Chronic myeloproliferative disorders sometimes become acute leukemia (Read about "Leukemia"), in which too many abnormal white blood cells are made.

Treatments will depend on the type of myeloproliferative disorder a person has and other issues. NCI says there are ten standard treatments currently being used for myeloproliferative disorders.

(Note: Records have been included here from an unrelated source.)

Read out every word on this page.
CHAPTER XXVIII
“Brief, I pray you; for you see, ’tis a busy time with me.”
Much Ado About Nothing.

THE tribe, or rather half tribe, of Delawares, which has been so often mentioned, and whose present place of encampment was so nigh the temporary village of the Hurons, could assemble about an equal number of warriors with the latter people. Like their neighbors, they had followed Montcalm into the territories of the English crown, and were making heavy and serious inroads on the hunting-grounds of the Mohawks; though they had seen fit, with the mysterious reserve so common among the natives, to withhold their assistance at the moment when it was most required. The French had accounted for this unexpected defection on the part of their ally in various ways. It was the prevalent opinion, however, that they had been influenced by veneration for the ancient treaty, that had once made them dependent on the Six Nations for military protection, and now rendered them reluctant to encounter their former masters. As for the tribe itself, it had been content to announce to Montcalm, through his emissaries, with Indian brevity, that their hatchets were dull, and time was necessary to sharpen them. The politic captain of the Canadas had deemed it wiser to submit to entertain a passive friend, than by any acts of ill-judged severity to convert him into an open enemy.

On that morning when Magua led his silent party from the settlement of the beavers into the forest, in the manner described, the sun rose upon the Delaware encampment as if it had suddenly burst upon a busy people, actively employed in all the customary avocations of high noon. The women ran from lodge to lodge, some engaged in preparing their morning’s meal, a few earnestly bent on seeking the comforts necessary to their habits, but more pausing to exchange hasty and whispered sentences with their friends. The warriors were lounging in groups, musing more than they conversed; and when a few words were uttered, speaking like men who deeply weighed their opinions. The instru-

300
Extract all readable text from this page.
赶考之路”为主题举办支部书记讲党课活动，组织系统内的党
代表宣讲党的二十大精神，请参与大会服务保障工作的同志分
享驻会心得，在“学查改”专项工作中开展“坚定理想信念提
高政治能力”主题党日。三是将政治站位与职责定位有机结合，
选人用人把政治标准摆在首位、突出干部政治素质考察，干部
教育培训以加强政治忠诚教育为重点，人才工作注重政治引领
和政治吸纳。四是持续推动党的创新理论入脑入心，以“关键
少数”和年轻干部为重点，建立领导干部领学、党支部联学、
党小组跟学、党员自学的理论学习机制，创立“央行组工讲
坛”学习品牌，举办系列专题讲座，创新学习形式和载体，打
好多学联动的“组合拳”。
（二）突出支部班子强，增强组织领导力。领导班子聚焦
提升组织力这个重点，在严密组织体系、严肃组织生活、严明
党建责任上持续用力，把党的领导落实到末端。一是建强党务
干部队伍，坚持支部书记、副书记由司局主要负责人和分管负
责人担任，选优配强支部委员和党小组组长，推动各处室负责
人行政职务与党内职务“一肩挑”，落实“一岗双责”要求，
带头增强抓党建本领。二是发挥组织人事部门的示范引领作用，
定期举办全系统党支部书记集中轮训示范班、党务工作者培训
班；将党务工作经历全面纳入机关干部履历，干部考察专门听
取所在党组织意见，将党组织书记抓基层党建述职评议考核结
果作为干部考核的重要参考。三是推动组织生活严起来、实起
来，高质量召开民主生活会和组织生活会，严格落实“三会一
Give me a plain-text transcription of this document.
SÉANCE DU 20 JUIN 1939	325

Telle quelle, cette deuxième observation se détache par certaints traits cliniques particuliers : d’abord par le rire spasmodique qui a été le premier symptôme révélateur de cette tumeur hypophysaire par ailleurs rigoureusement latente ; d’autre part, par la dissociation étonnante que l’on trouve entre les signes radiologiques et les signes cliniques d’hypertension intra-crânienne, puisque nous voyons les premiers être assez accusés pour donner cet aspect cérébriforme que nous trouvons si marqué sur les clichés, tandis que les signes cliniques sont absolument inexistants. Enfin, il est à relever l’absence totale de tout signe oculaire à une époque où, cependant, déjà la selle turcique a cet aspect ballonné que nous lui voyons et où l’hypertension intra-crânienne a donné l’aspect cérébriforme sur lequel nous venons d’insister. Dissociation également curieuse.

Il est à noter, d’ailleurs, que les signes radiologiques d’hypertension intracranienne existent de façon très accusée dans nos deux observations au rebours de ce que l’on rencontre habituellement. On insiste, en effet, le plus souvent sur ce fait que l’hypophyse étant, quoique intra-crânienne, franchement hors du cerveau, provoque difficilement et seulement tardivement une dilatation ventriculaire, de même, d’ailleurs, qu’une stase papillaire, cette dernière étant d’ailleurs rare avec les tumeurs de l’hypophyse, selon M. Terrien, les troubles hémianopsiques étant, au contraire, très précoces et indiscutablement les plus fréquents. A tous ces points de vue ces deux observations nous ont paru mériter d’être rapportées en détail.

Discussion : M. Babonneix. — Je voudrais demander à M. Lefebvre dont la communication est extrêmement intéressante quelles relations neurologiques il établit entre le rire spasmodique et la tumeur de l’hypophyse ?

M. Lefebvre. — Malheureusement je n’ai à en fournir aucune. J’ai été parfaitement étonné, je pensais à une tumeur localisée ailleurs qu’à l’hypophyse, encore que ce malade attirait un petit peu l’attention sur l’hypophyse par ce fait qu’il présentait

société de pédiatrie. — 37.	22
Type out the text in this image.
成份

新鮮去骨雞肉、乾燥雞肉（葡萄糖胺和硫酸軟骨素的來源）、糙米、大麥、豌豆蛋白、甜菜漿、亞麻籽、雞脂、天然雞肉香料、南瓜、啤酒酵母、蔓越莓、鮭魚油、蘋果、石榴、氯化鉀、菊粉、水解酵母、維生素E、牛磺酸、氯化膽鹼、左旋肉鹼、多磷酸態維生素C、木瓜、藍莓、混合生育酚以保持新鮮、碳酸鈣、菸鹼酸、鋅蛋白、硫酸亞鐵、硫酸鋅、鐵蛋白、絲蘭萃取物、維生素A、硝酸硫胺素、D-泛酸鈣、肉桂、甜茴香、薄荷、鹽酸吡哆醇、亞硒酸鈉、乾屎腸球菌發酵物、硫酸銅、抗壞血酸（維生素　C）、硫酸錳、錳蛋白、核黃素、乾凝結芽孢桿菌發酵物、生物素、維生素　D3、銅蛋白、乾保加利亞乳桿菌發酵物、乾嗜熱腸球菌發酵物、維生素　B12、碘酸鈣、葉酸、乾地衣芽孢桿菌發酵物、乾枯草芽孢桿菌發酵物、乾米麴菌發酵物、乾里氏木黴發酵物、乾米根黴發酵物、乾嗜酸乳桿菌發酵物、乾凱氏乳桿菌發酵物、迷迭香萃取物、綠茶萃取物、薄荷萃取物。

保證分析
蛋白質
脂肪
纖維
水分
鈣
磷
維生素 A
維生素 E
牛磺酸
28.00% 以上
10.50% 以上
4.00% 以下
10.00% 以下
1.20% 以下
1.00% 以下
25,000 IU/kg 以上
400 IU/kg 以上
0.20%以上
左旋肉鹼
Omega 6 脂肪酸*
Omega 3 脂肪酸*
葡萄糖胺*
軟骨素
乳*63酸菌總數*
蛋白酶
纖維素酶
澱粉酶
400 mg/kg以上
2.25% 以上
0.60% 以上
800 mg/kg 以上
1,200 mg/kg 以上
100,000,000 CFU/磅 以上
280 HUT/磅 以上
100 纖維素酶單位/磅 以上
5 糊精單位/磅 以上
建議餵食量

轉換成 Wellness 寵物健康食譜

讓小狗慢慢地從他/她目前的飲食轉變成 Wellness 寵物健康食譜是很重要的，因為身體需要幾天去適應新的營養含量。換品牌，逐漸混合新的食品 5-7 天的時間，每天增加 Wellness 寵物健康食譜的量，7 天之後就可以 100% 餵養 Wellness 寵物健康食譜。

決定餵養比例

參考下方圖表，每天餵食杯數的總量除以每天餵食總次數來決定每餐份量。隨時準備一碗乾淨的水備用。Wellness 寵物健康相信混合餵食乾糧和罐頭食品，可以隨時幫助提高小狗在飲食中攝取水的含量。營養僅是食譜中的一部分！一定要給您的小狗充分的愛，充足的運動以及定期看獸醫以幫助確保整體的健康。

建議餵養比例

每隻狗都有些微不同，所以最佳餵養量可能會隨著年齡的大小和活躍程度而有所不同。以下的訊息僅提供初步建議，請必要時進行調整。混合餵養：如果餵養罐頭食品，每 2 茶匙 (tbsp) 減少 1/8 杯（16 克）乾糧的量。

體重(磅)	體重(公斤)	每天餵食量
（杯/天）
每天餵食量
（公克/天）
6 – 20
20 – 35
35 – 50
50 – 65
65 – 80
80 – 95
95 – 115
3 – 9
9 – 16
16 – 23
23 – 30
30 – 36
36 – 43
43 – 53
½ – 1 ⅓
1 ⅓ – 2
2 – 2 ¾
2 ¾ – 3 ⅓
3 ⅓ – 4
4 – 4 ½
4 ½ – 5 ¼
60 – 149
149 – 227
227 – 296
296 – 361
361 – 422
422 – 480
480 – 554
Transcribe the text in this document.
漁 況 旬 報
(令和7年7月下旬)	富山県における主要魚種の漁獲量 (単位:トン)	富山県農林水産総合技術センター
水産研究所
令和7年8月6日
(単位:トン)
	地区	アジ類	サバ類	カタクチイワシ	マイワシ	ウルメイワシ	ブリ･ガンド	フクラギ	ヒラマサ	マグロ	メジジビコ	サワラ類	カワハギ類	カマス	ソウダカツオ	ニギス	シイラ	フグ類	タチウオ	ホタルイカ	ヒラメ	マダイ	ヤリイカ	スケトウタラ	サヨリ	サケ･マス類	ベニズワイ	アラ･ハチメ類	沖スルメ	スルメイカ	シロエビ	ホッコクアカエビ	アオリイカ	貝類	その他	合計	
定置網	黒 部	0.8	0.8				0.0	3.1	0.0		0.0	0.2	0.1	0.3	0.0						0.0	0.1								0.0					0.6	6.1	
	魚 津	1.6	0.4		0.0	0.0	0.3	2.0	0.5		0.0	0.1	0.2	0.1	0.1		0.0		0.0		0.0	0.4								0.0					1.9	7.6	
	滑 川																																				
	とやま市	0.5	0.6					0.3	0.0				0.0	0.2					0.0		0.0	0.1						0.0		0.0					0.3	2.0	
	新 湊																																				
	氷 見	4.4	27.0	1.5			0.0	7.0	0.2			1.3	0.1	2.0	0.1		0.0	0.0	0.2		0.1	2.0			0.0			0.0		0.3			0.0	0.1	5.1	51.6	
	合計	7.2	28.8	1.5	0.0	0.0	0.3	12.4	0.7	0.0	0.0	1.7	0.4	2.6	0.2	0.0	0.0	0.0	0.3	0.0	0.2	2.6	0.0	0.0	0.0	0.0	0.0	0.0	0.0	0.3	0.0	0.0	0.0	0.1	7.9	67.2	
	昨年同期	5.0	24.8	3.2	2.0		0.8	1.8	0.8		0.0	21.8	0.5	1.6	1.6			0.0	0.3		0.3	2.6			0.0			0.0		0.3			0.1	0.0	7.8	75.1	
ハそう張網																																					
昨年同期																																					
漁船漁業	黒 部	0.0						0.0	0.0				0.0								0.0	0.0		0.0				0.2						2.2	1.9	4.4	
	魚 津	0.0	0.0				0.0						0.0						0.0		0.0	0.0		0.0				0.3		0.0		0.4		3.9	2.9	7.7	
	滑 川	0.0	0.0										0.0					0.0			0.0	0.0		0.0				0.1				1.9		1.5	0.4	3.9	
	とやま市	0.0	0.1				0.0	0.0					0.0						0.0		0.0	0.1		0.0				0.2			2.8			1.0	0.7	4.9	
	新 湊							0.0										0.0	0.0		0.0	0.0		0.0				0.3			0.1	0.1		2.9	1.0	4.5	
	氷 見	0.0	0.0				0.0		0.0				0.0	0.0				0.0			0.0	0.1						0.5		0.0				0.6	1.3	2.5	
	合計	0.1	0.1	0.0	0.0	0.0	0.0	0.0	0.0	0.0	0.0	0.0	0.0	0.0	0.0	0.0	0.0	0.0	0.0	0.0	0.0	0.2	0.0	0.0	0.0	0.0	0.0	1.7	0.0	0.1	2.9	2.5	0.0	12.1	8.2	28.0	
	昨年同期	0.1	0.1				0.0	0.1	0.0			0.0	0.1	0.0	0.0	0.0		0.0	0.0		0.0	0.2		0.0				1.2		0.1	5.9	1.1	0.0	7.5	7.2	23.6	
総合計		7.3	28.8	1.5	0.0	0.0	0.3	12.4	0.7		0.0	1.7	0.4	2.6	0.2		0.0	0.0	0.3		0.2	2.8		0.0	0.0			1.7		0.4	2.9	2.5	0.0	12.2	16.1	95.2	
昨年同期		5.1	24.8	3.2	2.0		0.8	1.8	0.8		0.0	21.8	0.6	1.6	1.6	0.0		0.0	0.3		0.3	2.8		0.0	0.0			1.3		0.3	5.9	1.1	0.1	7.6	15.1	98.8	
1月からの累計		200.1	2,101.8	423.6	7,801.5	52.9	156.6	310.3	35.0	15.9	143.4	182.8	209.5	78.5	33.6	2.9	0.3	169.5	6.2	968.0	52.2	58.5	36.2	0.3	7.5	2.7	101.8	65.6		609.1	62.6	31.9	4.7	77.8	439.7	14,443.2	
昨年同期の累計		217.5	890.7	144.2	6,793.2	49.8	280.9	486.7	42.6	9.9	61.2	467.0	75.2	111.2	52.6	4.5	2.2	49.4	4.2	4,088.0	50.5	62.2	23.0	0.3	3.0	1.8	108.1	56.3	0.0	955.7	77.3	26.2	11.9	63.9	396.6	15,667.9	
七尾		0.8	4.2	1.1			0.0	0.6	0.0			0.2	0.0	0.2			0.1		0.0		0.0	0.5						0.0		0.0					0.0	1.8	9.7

They are:

• Watchful waiting - monitoring a patient's condition without giving any treatment until symptoms appear or change.
• Phlebotomy - blood is taken from the body to remove extra red blood cells.
• Platelet apheresis - uses a special machine to remove platelets from the blood.
• Transfusion therapy - a method of giving red blood cells, white blood cells or platelets to replace blood cells destroyed by disease or cancer treatment. (Read about "Cancer Treatments")
• Chemotherapy - uses drugs to stop the growth of cancer cells, either by killing the cells or by stopping the cells from dividing.
• Radiation therapy - uses high-energy x-rays or other types of radiation to kill cancer cells. (Read about "Radiation Therapy")
• Other drug therapy - used to reduce the risk of blood clots in patients who have too many platelets in their blood.
• Surgery - may be done if the spleen is enlarged.
• Biologic therapy - uses the patient's immune system to fight cancer. (Read about "The Immune System")
• High-dose chemotherapy with stem cell transplant - a method of giving high doses of chemotherapy and replacing blood-forming cells destroyed by the cancer treatment. (Read about "Transplants")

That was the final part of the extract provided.